Hässelby
- 2009 paperback edition
- Author: Johan Harstad
- Language: Norwegian
- Publisher: 12 October 2007
- Publication place: Norway

= Hässelby (novel) =

2007 novel by Johan Harstad

Hässelby is a novel by the Norwegian author Johan Harstad, published in 2007. The title refers to Hässelby, a suburb of Stockholm, Sweden.

==Character source==
Albert Åberg (Alfie Atkins in English, Alfons Åberg in Swedish), the main character of the novel, is also the name of a well-known Swedish children's book's character, famous from the books by Gunilla Bergström. In these children's books, Albert is a boy between the age of four and six, living in an apartment together with his father.

==Plot==
In Harstad's novel, Albert is 42 years old and still lives with his father in the same apartment.
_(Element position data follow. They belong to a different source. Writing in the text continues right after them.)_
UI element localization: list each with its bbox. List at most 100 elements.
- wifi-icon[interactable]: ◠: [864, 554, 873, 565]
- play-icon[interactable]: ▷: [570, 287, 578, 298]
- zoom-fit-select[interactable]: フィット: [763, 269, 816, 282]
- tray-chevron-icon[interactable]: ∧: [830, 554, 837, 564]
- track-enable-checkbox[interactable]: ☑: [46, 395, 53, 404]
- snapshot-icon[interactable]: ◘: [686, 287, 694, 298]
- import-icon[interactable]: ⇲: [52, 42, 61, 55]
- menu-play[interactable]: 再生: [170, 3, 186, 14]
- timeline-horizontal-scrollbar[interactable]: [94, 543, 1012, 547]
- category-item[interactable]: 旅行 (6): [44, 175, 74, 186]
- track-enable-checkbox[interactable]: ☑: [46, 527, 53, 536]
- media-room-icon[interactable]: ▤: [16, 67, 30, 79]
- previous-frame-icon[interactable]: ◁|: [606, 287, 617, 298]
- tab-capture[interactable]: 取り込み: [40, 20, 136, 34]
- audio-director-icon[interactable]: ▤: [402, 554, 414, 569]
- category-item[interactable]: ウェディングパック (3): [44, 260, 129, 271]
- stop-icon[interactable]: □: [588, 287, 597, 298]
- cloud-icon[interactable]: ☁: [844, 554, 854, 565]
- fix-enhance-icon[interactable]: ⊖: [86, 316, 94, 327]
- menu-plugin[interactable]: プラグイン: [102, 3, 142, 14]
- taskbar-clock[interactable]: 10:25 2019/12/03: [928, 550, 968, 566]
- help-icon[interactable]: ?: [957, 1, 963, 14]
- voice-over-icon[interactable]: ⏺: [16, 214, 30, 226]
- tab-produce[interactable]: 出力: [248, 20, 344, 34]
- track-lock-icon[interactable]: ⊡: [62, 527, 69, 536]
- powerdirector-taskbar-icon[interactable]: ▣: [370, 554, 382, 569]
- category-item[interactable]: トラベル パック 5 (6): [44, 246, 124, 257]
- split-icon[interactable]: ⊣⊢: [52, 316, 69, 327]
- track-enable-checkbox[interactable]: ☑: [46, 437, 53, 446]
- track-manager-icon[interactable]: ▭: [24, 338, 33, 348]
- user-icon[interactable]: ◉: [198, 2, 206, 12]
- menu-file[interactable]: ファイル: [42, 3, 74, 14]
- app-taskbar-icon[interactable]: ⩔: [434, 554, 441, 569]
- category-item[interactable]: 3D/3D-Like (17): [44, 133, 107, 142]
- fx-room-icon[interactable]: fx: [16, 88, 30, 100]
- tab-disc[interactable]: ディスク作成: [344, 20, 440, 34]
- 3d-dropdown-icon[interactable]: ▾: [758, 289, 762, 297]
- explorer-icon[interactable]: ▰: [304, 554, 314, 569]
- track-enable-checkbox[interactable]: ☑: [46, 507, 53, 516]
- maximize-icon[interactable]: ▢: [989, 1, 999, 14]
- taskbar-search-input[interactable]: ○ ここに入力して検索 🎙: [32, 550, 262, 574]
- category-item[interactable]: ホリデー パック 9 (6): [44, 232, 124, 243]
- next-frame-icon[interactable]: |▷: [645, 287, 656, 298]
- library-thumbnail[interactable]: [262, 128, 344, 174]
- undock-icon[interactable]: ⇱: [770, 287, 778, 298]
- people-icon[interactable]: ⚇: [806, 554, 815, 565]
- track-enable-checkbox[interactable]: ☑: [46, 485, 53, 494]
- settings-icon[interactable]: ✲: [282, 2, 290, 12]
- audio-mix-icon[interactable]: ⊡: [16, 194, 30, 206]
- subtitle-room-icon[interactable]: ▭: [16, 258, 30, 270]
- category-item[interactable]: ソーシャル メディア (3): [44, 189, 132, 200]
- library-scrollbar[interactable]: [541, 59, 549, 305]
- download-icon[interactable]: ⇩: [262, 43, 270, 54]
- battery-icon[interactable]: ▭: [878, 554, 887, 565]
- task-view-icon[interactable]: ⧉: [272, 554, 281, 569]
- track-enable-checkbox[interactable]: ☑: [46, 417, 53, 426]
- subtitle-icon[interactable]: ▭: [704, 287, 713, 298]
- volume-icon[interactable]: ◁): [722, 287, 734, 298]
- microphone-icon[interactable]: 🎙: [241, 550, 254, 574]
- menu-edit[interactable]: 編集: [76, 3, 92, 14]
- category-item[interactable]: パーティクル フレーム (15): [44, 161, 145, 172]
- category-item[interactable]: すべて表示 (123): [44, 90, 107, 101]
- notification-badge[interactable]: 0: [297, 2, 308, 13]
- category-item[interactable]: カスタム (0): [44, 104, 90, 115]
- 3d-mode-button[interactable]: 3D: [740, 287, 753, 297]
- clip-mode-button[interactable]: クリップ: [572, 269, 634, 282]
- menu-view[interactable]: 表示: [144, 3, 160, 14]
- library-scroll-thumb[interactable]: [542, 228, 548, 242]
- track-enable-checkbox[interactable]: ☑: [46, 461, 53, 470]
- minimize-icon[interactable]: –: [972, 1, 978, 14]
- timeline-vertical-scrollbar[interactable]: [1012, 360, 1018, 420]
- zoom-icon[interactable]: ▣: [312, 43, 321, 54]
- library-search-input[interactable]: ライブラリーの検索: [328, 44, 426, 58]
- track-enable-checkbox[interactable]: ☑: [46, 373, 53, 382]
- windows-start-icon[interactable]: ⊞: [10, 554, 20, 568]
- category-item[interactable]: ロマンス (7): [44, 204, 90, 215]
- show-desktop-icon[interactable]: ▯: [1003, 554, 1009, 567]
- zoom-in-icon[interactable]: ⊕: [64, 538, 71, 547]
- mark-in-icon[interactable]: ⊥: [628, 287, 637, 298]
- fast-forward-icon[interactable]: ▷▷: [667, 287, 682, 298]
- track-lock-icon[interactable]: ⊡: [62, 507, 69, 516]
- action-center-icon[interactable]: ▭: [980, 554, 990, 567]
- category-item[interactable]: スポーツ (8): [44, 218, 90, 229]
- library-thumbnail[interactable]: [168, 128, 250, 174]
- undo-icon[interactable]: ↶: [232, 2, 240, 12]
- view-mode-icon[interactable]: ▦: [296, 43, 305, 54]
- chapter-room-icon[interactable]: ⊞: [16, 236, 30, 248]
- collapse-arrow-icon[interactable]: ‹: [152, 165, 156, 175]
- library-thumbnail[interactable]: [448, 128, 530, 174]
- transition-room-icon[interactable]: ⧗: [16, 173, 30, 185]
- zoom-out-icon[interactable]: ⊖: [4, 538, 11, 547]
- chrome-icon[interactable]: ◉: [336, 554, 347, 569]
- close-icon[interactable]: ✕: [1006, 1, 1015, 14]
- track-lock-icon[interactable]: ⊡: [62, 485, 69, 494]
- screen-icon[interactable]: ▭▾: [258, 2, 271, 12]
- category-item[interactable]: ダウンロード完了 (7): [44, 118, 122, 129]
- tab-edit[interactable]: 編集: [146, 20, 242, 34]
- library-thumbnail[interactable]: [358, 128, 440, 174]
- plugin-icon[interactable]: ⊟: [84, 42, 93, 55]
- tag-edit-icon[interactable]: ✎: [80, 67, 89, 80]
When his father suddenly dies, Albert sees it as an opportunity to finally create the life for himself that he longed for all these years he was taking care of his father. A large part of the novel is made up of a flashback to 1985-86 when Albert traveled around Europe with his friend Viktor, and by coincidence ends up in Hong Kong and later Paris, where he meets a girl and almost decides to stay for good, before ending up returning to his father in Hässelby. The novel starts as a traditional novel exploring themes such as the relationship between father and son, growing up in suburbia, friendship and politics, but throughout the novel the tone gradually gets darker and darker as more surreal elements are introduced. The novel ends as a nightmarish tale where Albert discovers that someone have been following him for over twenty years, all over the world, and that the world is coming to an end.

==Influences==
Hässelby is strongly influenced by David Lynch's TV series Twin Peaks, the theory of Synchronicity and Arthur Koestler's book The Roots of Coincidence as well as the music of The Police.